I can model the distribution of request rates as a simple Python list: the numbers between 1 and 36 appear in it an equal number of times as 1–36 requests per second were made in the 5-minute period captured in the Apache logs, and then just randomly get a number from it in the tick() method of a custom load shape to get a number that informs the (user count, spawn rate) calculation.

Additionally, by using a predetermined random seed, I can make the test runs repeatable to within an acceptable level of variation to be useful in testing my API server configuration changes, since the same random list elements should be retrieved each time.

The problem is that I'm not yet able to "think in Locust", to think in terms of user counts and spawn rates instead of rates of requests received by the server.
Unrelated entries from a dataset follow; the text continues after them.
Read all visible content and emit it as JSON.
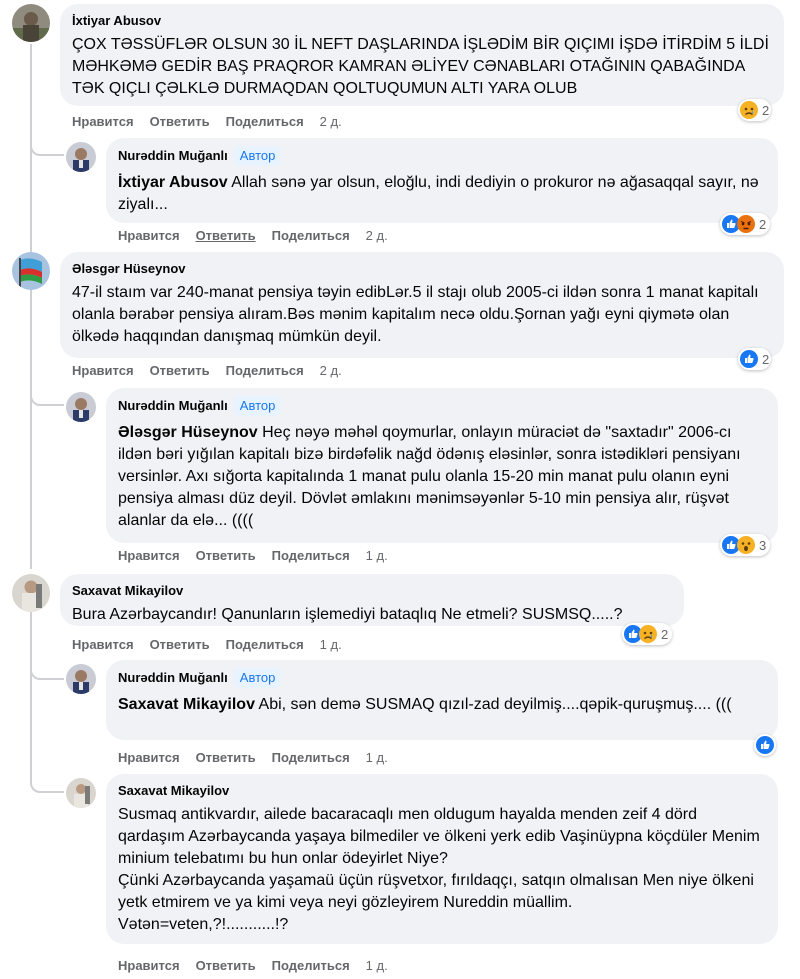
{
  "actions": {
    "like": "Нравится",
    "reply": "Ответить",
    "share": "Поделиться"
  },
  "comments": [
    {
      "author": "İxtiyar Abusov",
      "text": "ÇOX TƏSSÜFLƏR OLSUN 30 İL NEFT DAŞLARINDA İŞLƏDİM BİR QIÇIMI İŞDƏ İTİRDİM 5 İLDİ MƏHKƏMƏ GEDİR BAŞ PRAQROR KAMRAN ƏLİYEV CƏNABLARI OTAĞININ QABAĞINDA TƏK QIÇLI ÇƏLKLƏ DURMAQDAN QOLTUQUMUN ALTI YARA OLUB",
      "time": "2 д.",
      "reaction_count": "2"
    },
    {
      "author": "Nurəddin Muğanlı",
      "badge": "Автор",
      "mention": "İxtiyar Abusov",
      "text": " Allah sənə yar olsun, eloğlu, indi dediyin o prokuror nə ağasaqqal sayır, nə ziyalı...",
      "time": "2 д.",
      "reaction_count": "2"
    },
    {
      "author": "Ələsgər Hüseynov",
      "text": "47-il staım var 240-manat pensiya təyin edibLər.5 il stajı olub 2005-ci ildən sonra 1 manat kapitalı olanla bərabər pensiya alıram.Bəs mənim kapitalım necə oldu.Şornan yağı eyni qiymətə olan ölkədə haqqından danışmaq mümkün deyil.",
      "time": "2 д.",
      "reaction_count": "2"
    },
    {
      "author": "Nurəddin Muğanlı",
      "badge": "Автор",
      "mention": "Ələsgər Hüseynov",
      "text": " Heç nəyə məhəl qoymurlar, onlayın müraciət də \"saxtadır\" 2006-cı ildən bəri yığılan kapitalı bizə birdəfəlik nağd ödənış eləsinlər, sonra istədikləri pensiyanı versinlər. Axı sığorta kapitalında 1 manat pulu olanla 15-20 min manat pulu olanın eyni pensiya alması düz deyil. Dövlət əmlakını mənimsəyənlər 5-10 min pensiya alır, rüşvət alanlar da elə... ((((",
      "time": "1 д.",
      "reaction_count": "3"
    },
    {
      "author": "Saxavat Mikayilov",
      "text": "Bura Azərbaycandır! Qanunların işlemediyi bataqlıq Ne etmeli? SUSMSQ.....?",
      "time": "1 д.",
      "reaction_count": "2"
    },
    {
      "author": "Nurəddin Muğanlı",
      "badge": "Автор",
      "mention": "Saxavat Mikayilov",
      "text": " Abi, sən demə SUSMAQ qızıl-zad deyilmiş....qəpik-quruşmuş.... (((",
      "time": "1 д."
    },
    {
      "author": "Saxavat Mikayilov",
      "text": "Susmaq antikvardır, ailede bacaracaqlı men oldugum hayalda menden zeif 4 dörd qardaşım Azərbaycanda yaşaya bilmediler ve ölkeni yerk edib Vaşinüypna köçdüler Menim minium telebatımı bu hun onlar ödeyirlet Niye?\nÇünki Azərbaycanda yaşamaü üçün rüşvetxor, fırıldaqçı, satqın olmalısan Men niye ölkeni yetk etmirem ve ya kimi veya neyi gözleyirem Nureddin müallim.\nVətən=veten,?!...........!?",
      "time": "1 д."
    }
  ],
  "colors": {
    "like_blue": "#1877f2",
    "reaction_yellow": "#f7b125",
    "angry_red": "#e9710f",
    "meta_text": "#65676b"
  }
}
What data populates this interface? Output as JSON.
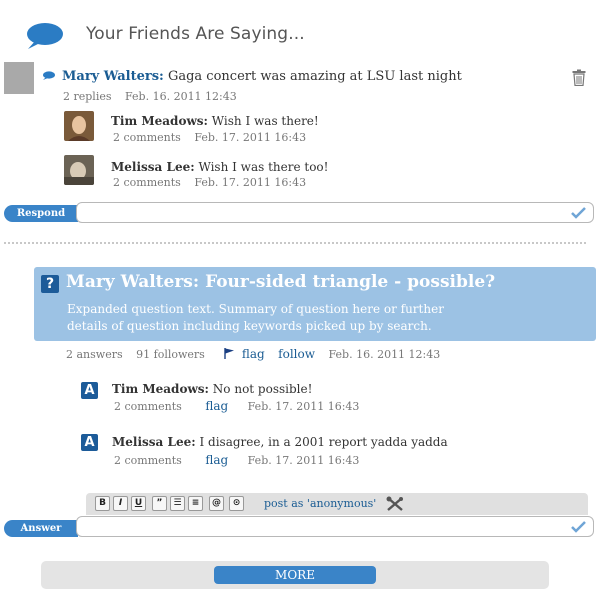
{
  "header": {
    "title": "Your Friends Are Saying..."
  },
  "post": {
    "author": "Mary Walters:",
    "text": "Gaga concert was amazing at LSU last night",
    "replies": "2 replies",
    "date": "Feb. 16. 2011 12:43",
    "comments": [
      {
        "author": "Tim Meadows:",
        "text": "Wish I was there!",
        "count": "2 comments",
        "date": "Feb. 17. 2011 16:43"
      },
      {
        "author": "Melissa Lee:",
        "text": "Wish I was there too!",
        "count": "2 comments",
        "date": "Feb. 17. 2011 16:43"
      }
    ],
    "respond_label": "Respond"
  },
  "question": {
    "title": "Mary Walters: Four-sided triangle - possible?",
    "body_line1": "Expanded question text. Summary of question here or further",
    "body_line2": "details of question including keywords picked up by search.",
    "answers": "2 answers",
    "followers": "91 followers",
    "flag": "flag",
    "follow": "follow",
    "date": "Feb. 16. 2011 12:43",
    "answer_items": [
      {
        "author": "Tim Meadows:",
        "text": "No not possible!",
        "count": "2 comments",
        "flag": "flag",
        "date": "Feb. 17. 2011 16:43"
      },
      {
        "author": "Melissa Lee:",
        "text": "I disagree, in a 2001 report yadda yadda",
        "count": "2 comments",
        "flag": "flag",
        "date": "Feb. 17. 2011 16:43"
      }
    ],
    "qmark": "?",
    "answer_icon": "A"
  },
  "editor": {
    "buttons": [
      "B",
      "I",
      "U",
      "”",
      "☰",
      "≡",
      "@",
      "⊙"
    ],
    "post_as": "post as 'anonymous'",
    "answer_label": "Answer"
  },
  "more": {
    "label": "MORE"
  },
  "colors": {
    "accent": "#3a84c8",
    "link": "#1a5c93",
    "question_bg": "#9cc2e4"
  },
  "icons": [
    "speech-bubble-icon",
    "trash-icon",
    "check-icon",
    "flag-icon",
    "tools-icon"
  ]
}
The question becomes this:

How do you implement the tick() method of a custom load shape in such a way that the (user count, spawn rate) tuple results in a roughly known distribution of requests per second to be sent, possibly with the help of other configuration options and plugins?

Solution

You need to create a Locust User with the tasks you want it to run (e.g. make your http calls). You can define time between tasks to kind of control the requests per second. If you have a task to make a single http call and define wait_time = constant(1) you can roughly get 1 request per second. Locust's spawn_rate is a per second unit. Since you have the data you want to reproduce already and it's in 1 second intervals, you can then create a LoadTestShape class with the tick() method somewhat like this:

class MyShape(LoadTestShape):
    repro_data = […]
    last_user_count = 0
    def tick(self):
        self.last_user_count = requests_per_second
        if len(self.repro_data) > 0:
            requests_per_second = self.repro_data.pop(0)
            requests_per_second_diff = abs(last_user_count - requests_per_second)
            return (requests_per_second, requests_per_second_diff)
        return None

If your first data point is 10 requests, you'd need requests_per_second=10 and requests_per_second_diff=10 to make Locust spin up all 10 users in a single second. If the next second is 25, you'd have requests_per_second=25 and requests_per_second_diff=15. In a Load Shape, spawn_rate also works for decreasing the number of users. So if next is 16, requests_per_second=16 and requests_per_second_diff=9.